In this study, we have presented a reconstruction methodology for free-form shapes in space using only two views. In particular, through a given set of data points in stereo views, a NURBS curve of definite order is assumed to fit. GACO model is used for the optimization of the fitting error between the data points and the fitted NURBS curve. The optimization process results in the best values of control points and their corresponding weights in both views. Finally, Triangulation method has been applied to get the related parameters (control points and weight vectors) in space, and thus actually returning the reconstructed NURBS curve. This method has been extended for the NURBS surface also. A detailed experimental study and error analysis has been conducted in support of the proposed approach. The main highlights of the presented algorithm are floated here:

  • Very Effective Proposed method has been tested over several synthetic as well as real images. We did not foist any restriction to the input images or data points.
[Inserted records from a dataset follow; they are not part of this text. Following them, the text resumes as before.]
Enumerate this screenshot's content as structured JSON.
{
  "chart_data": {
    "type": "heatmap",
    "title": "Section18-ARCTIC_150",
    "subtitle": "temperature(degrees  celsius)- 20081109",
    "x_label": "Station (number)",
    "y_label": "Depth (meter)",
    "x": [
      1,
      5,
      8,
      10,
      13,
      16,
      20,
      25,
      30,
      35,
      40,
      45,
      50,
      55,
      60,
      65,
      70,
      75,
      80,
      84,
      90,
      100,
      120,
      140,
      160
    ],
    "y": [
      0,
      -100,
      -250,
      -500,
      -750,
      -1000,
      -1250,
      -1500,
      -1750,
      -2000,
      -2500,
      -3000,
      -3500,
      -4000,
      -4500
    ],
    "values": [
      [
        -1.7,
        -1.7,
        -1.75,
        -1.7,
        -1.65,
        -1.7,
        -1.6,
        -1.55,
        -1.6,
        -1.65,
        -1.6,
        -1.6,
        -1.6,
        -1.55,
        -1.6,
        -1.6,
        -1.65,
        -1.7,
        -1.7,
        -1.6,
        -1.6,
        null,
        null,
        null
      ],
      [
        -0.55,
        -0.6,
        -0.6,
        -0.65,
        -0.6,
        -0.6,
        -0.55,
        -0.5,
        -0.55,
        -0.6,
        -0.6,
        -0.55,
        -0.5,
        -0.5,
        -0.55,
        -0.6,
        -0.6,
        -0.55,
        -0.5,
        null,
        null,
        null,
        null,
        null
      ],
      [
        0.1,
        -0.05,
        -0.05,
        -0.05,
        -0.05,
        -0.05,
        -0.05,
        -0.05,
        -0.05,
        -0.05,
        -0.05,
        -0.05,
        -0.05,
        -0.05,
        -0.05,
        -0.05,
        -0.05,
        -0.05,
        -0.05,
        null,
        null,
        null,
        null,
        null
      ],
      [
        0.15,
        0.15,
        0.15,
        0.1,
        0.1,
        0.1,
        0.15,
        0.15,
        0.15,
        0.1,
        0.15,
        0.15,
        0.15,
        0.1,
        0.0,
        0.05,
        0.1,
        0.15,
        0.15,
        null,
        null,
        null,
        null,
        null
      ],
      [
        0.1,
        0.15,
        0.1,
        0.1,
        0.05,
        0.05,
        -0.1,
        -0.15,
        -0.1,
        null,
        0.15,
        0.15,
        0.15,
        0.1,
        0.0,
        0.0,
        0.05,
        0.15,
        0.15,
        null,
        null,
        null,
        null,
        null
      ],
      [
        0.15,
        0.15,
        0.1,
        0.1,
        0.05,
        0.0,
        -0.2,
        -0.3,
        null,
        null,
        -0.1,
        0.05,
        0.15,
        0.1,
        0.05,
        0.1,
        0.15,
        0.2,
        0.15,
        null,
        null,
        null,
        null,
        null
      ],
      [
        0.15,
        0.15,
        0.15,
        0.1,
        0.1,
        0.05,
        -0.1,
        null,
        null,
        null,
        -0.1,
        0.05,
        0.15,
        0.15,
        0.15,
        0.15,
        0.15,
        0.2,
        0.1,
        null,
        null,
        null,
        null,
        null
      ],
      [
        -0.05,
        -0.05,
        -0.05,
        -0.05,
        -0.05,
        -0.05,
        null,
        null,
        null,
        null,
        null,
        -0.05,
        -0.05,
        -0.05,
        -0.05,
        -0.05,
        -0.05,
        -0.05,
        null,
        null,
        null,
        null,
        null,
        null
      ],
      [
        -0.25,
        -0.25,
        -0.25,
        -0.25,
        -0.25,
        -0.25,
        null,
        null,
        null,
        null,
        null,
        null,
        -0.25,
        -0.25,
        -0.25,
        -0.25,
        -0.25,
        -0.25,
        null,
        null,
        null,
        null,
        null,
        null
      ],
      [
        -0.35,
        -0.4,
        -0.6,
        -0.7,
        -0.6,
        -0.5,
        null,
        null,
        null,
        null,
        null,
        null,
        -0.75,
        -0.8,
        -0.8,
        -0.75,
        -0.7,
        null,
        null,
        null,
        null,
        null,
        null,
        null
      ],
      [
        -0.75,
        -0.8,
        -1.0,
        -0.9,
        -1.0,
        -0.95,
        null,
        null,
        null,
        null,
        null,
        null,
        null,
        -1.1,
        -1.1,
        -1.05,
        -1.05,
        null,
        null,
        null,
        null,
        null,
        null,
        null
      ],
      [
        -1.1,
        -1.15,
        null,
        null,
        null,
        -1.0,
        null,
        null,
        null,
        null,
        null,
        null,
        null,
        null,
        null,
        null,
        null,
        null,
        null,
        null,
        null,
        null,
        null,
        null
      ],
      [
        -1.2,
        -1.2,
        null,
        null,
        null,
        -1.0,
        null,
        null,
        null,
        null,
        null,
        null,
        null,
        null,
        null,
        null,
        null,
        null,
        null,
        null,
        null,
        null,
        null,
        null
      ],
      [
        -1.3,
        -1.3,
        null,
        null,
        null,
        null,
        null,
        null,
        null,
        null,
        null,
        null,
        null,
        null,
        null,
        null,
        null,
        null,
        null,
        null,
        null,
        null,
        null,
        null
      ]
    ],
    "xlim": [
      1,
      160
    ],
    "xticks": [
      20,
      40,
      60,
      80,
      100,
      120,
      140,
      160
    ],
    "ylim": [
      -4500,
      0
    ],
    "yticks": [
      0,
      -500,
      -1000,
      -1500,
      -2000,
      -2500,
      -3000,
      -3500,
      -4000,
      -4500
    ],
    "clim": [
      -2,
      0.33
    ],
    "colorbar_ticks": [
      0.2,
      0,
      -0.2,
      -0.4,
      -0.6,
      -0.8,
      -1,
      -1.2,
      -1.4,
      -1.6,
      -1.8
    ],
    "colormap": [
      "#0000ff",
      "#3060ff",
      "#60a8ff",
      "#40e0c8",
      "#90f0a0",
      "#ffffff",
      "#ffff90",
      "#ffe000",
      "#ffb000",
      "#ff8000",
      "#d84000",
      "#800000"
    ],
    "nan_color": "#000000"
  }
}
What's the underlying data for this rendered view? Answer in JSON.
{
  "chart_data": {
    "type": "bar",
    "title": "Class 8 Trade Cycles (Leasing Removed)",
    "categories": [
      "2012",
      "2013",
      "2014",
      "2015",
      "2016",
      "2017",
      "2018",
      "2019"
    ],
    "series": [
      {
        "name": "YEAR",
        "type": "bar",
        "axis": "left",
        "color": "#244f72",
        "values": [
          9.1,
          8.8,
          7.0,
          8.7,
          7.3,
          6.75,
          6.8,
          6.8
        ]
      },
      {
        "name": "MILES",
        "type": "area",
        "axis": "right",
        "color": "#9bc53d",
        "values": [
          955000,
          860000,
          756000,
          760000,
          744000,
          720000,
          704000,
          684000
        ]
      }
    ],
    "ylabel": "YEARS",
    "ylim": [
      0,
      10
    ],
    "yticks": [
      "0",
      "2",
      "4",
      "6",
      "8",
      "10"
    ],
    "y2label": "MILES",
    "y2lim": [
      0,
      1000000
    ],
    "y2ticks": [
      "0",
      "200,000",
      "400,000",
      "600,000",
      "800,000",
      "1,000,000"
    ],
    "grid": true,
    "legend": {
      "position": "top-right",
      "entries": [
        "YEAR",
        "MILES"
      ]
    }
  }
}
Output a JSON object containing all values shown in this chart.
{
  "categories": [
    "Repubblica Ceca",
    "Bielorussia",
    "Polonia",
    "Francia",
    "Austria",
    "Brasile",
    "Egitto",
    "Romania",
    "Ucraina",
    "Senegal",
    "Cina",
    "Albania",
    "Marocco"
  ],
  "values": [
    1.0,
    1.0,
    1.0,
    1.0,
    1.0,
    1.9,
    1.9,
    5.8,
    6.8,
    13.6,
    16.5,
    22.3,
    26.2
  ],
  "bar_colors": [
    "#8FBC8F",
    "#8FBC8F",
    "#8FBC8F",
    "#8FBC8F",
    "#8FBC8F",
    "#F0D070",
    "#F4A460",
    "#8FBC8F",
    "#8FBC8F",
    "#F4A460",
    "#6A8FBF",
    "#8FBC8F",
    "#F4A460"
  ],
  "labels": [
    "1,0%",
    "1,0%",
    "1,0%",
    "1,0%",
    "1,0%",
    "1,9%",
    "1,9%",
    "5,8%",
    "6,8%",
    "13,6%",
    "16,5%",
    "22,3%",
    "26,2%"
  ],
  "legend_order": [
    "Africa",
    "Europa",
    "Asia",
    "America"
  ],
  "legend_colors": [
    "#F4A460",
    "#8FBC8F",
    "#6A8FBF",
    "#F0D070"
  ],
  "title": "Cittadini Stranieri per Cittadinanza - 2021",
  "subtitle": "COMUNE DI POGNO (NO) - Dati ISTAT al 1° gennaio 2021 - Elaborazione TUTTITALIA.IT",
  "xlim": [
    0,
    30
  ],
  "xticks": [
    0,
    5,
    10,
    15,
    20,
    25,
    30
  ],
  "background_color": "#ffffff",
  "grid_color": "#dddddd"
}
The methodology is proven to be very effective in all cases. Even in case of the images with lost data (as shown in Fig. 4), the performance is remarkable.

  • On the Mark All the examples taken for the analysis shows that the measured errors are very less. It means that the method performs well in terms of numerical accuracy. Moreover the reconstruction method reconstructs the shape of the objects with high accuracy.

  • General The method is very general and can be applied to all complex problems. In case of curve, surface or boundary evolving problems, the method gives accurate results.

  • Robust As we have discussed in the above study that the reconstruction problem in three dimensional space is an ill-posed problem. So small error in the fitting process in two dimensional space produce a large deviation in the reconstructed shape. But in the presented error analysis, it is clear that the method performs extremely good in case of large noisy input data also.

Table 5 Average time in reconstruction process

In this work, we have used the optimized values of NURBS control points and their corresponding weight vectors for required result. There are some other parameters also which we have fixed during our procedure such as knot vectors, parametric values of data points etc. Type of parametrization method of data points is also a major concern here. In near future, we want to switch to some other parametrization methods also like centripetal, universal etc. and will try to give more emphasis on the mentioned parameters also for the reconstruction process.